As a next step, it will be critical to focus on execution of these schemes to accelerate the intended objectives and provide health security to the country. Other major initiatives include consideration of a simplification of regulations and strengthening the R&D sector at this critical juncture; there is a need for a collaborative effort. We look forward to working with Government and regulatory agencies to help build a reliant ecosystem which will help the industry grow by 11-12%. India will continue to be the pharmacy of the world.
Please share your views on “Vision 2030,’ that aims to make the Indian pharma sector, the “world’s largest supplier of drugs by volume?
In 2019, we set an aspiration for increasing the revenue of India's pharma industry from USD 41 billion in 2019 to USD 120-130 billion by 2030. In doing so, we will become number one in volume terms and among the top three largest industries in value terms. This will be consolidating India’s position as “Pharmacy of the World.”

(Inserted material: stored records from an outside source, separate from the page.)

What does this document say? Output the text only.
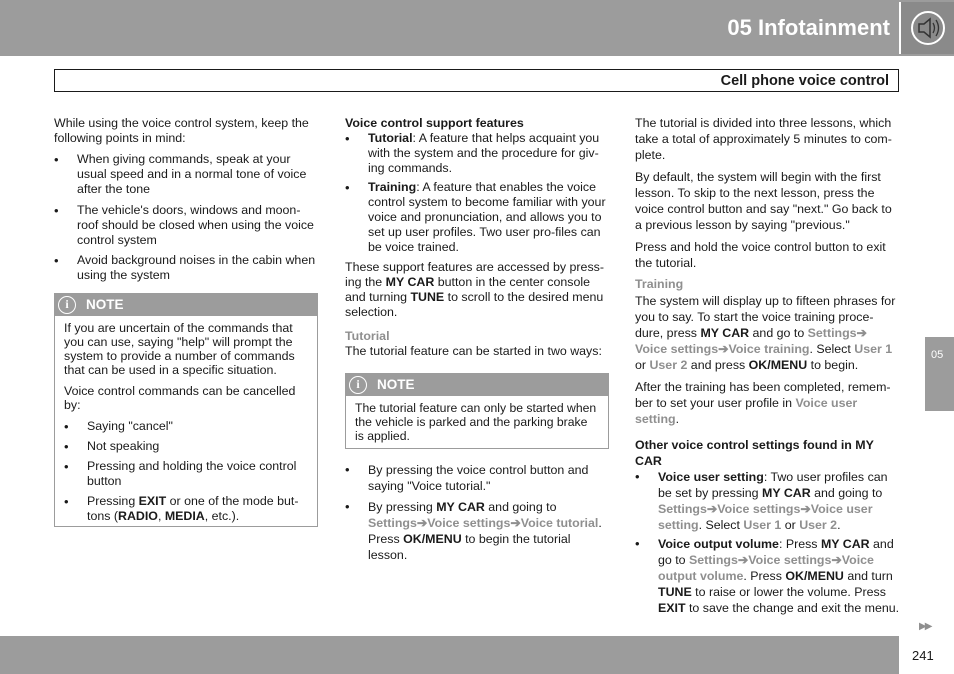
05 Infotainment
Cell phone voice control

While using the voice control system, keep the following points in mind:

• When giving commands, speak at your usual speed and in a normal tone of voice after the tone
• The vehicle's doors, windows and moon-roof should be closed when using the voice control system
• Avoid background noises in the cabin when using the system
i	NOTE

If you are uncertain of the commands that you can use, saying "help" will prompt the system to provide a number of commands that can be used in a specific situation.

Voice control commands can be cancelled by:

• Saying "cancel"
• Not speaking
• Pressing and holding the voice control button
• Pressing EXIT or one of the mode but-tons (RADIO, MEDIA, etc.).
Voice control support features
• Tutorial: A feature that helps acquaint you with the system and the procedure for giv-ing commands.
• Training: A feature that enables the voice control system to become familiar with your voice and pronunciation, and allows you to set up user profiles. Two user pro-files can be voice trained.

These support features are accessed by press-ing the MY CAR button in the center console and turning TUNE to scroll to the desired menu selection.

Tutorial

The tutorial feature can be started in two ways:

i	NOTE

The tutorial feature can only be started when the vehicle is parked and the parking brake is applied.

• By pressing the voice control button and saying "Voice tutorial."
• By pressing MY CAR and going to Settings➔Voice settings➔Voice tutorial. Press OK/MENU to begin the tutorial lesson.

The tutorial is divided into three lessons, which take a total of approximately 5 minutes to com-plete.

By default, the system will begin with the first lesson. To skip to the next lesson, press the voice control button and say "next." Go back to a previous lesson by saying "previous."

Press and hold the voice control button to exit the tutorial.

Training

The system will display up to fifteen phrases for you to say. To start the voice training proce-dure, press MY CAR and go to Settings➔ Voice settings➔Voice training. Select User 1 or User 2 and press OK/MENU to begin.

After the training has been completed, remem-ber to set your user profile in Voice user setting.

Other voice control settings found in MY CAR
• Voice user setting: Two user profiles can be set by pressing MY CAR and going to Settings➔Voice settings➔Voice user setting. Select User 1 or User 2.
• Voice output volume: Press MY CAR and go to Settings➔Voice settings➔Voice output volume. Press OK/MENU and turn TUNE to raise or lower the volume. Press EXIT to save the change and exit the menu.
05
▶▶
241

We believe that to achieve Vision 2030, a concerted action from the industry, the government and other stakeholders is required. We need to work on the following:
- Accelerate universal healthcare access by strengthening healthcare infrastructure and utilisation of digital technologies
- Create a stable and supportive regulatory environment for industry by reducing uncertainty around pricing and simplifying the regulatory approval process
- Focus on API manufacturing to reduce reliance on imports and create a self-reliant India
- Promote innovation by creating a research ecosystem, and make India a life sciences innovation hub
- Move towards liberalising pricing policy to increase investment in R&D and manufacturing and exports
- Increase our export thrust and capitalise on opportunities in US, EU and other markets
- Expand and consolidate our global footprint and collaborate with international regulatory bodies
What, according to you, are the major changes in pharma packaging brought about by COVID-19 and its impact on the entire value chain?
The pharma packaging industry and ancillaries have faced significant disruption owing to pandemic induced lockdown, especially with the constraints in manpower availability and logistical disruption leading to supply chain related challenges. The revival of the industry will require concrete efforts and collaboration across stakeholders, namely the Government, the pharma industry and the ancillary industry.
In the short term, accelerated recovery for business continuity in the form of financial relief from the Government and building resilience through cross-industry collaborations driving greater visibility in the ancillary value chain to proactively identify supply risks are imperative. In the long term, to manage supply disruptions, knowledge sharing facilitated by the various stakeholders in the pharma sector will enable ancillary competitiveness through access to frugal innovation and sourcing assistance. IPA pharma companies are providing necessary support to the MSMEs associated with it.
Are drug delivery devices and digitization the future of the healthcare industry?
The unprecedented nature of the pandemic has reinforced patient welfare as a primary focus. We have seen the entire pharma supply chain responding to the needs of patients during this pandemic. Stakeholders have worked in an integrated manner including the Government of India to ensure an uninterrupted supply of medicines. COVID-19 has impacted the traditional way of doing business and we are likely to see an increasing emergence of technology platforms going forward.